У американца на той же палубе в голове зияла такая ужасная рана, что его никто не трогал. Помочь ему никто не мог, любое прикосновение сделало бы только хуже. А на следующее утро он пил кофе. Глаза его казались очень темными и отстраненными, как будто он побывал далеко-далеко, так далеко, что лишь чудом вернулся. Морщины усталости и боли испещрили его лицо, но когда его спросили, как он себя чувствует, он ответил, что все в порядке. Больше он ничего не говорил, ни о чем не просил и не жаловался. Возможно, он тоже будет жить.

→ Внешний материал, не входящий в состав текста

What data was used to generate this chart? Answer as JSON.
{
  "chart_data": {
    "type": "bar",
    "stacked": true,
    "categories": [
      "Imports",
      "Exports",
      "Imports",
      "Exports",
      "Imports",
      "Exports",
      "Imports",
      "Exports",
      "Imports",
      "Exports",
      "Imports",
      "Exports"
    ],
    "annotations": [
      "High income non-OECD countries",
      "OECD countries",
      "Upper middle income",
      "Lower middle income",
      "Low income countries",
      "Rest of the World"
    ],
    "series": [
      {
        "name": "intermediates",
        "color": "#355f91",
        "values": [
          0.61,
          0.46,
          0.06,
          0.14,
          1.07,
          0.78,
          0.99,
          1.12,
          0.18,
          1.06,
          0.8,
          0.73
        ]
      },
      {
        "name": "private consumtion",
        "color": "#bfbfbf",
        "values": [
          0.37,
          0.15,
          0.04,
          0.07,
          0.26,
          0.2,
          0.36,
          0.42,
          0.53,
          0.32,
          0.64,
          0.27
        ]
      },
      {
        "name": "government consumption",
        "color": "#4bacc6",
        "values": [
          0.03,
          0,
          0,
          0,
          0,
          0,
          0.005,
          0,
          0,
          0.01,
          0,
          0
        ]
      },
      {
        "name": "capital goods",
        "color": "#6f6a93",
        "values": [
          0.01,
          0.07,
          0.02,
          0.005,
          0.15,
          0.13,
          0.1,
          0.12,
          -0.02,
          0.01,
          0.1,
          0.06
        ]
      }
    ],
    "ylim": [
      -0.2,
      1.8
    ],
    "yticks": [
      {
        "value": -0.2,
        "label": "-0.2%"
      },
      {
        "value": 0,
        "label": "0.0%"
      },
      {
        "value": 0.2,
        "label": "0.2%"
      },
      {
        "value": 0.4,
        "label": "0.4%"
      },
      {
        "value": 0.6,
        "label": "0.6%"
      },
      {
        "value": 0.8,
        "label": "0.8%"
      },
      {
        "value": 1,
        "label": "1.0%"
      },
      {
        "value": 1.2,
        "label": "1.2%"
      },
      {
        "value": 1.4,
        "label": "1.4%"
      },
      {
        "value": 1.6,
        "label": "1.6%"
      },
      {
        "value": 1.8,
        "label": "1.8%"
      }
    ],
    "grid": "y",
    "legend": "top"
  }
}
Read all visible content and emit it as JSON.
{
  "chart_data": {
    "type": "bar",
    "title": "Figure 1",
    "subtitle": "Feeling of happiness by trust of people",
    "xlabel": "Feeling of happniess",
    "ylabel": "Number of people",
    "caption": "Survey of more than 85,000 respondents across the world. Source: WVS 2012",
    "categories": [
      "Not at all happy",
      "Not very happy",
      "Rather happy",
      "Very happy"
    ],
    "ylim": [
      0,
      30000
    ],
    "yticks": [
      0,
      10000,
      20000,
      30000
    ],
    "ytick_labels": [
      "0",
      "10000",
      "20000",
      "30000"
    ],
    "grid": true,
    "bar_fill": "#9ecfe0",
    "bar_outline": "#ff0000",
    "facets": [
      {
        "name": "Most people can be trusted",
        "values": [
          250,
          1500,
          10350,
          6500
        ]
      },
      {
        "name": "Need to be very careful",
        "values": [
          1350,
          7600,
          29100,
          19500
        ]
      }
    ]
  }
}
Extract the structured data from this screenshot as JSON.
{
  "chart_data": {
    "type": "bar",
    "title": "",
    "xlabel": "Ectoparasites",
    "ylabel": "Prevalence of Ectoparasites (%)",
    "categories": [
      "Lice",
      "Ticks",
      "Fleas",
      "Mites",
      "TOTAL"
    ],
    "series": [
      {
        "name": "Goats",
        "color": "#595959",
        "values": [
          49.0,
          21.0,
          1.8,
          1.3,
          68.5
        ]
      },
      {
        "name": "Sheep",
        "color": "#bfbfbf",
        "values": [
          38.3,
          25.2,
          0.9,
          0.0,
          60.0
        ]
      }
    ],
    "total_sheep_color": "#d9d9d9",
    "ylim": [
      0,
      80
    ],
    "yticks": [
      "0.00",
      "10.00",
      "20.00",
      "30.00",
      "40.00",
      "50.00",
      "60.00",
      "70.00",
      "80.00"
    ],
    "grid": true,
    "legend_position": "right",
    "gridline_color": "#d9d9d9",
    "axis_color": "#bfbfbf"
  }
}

На следующей палубе лежало много удивительных и прекрасных людей, которых ранило не так тяжело, так что говорили они больше. Все разговоры профессиональные: где они высадились, в какое время, какое сопротивление встретили, как выбрались, когда и как их ранило. Они болтали о снайперах, особенно о женщинах-снайперах: непонятно, откуда взялся этот слух, но все в него верили. При высадке с этими солдатами не было французских офицеров, которые могли бы переводить, и американцам было никак не понять жителей нормандских деревень. Двое мужчин думали, что их настойчиво приглашают в дом одной старушки на ужин, а на самом деле их предупреждали о снайперах на чердаке. Каким-то чудом они успели об этом догадаться. Французы повергли их всех в полное недоумение. То же самое они испытали, когда услышали, сколько в Нормандии еды; никто не помнил, что Нормандия – один из крупнейших сельскохозяйственных районов страны. Они сочли, что девушки в деревнях удивительно хорошо одеты. Все было странно и удивительно: сначала эти смертоносные, мрачные пляжи, а потом деревни, где их встречали с цветами и печеньем, но частенько можно было нарваться на снайперов и мины-ловушки.
На одной из коек лежал семнадцатилетний французский парнишка, его ранило в спину осколком снаряда. Он жил и работал на земле своего отца, но, по его словам, немцы, уходя, сожгли их дом. Двое американских парней, расположившихся на койках рядом, беспокоились за него. Их тревожило, что он испугается – гражданский, еще и совсем один, страдает от боли, не знает английского и его везут в незнакомую страну. Они не обращали внимания на свои раны – у одного размозжено колено, у второго плечо, – только переживали за этого маленького француза. А он держался очень мужественно и молчаливо, не жаловался и никак не выдавал свою тревогу, хотя она отражалась в его глазах. Его семья осталась там, в зоне боевых действий, он не знал, что с ними случилось и увидятся ли они хоть когда-нибудь. Американцы говорили: «Вы скажите этому парню, что он солдат получше, чем Хайни[43] на соседней койке».
Этот Хайни нам не нравился, ему было восемнадцать, и он оказался самым требовательным представителем расы господ на борту. В конце концов случился небольшой скандал, когда он сказал санитару, чтобы тот переложил его, поскольку ему было неудобно, а санитар отказал, потому что у него пойдет кровь, если его переложить.
Когда я ему это объяснила, немец сердито сказал:
– И долго мне еще лежать здесь, страдая от боли, в таком жалком положении?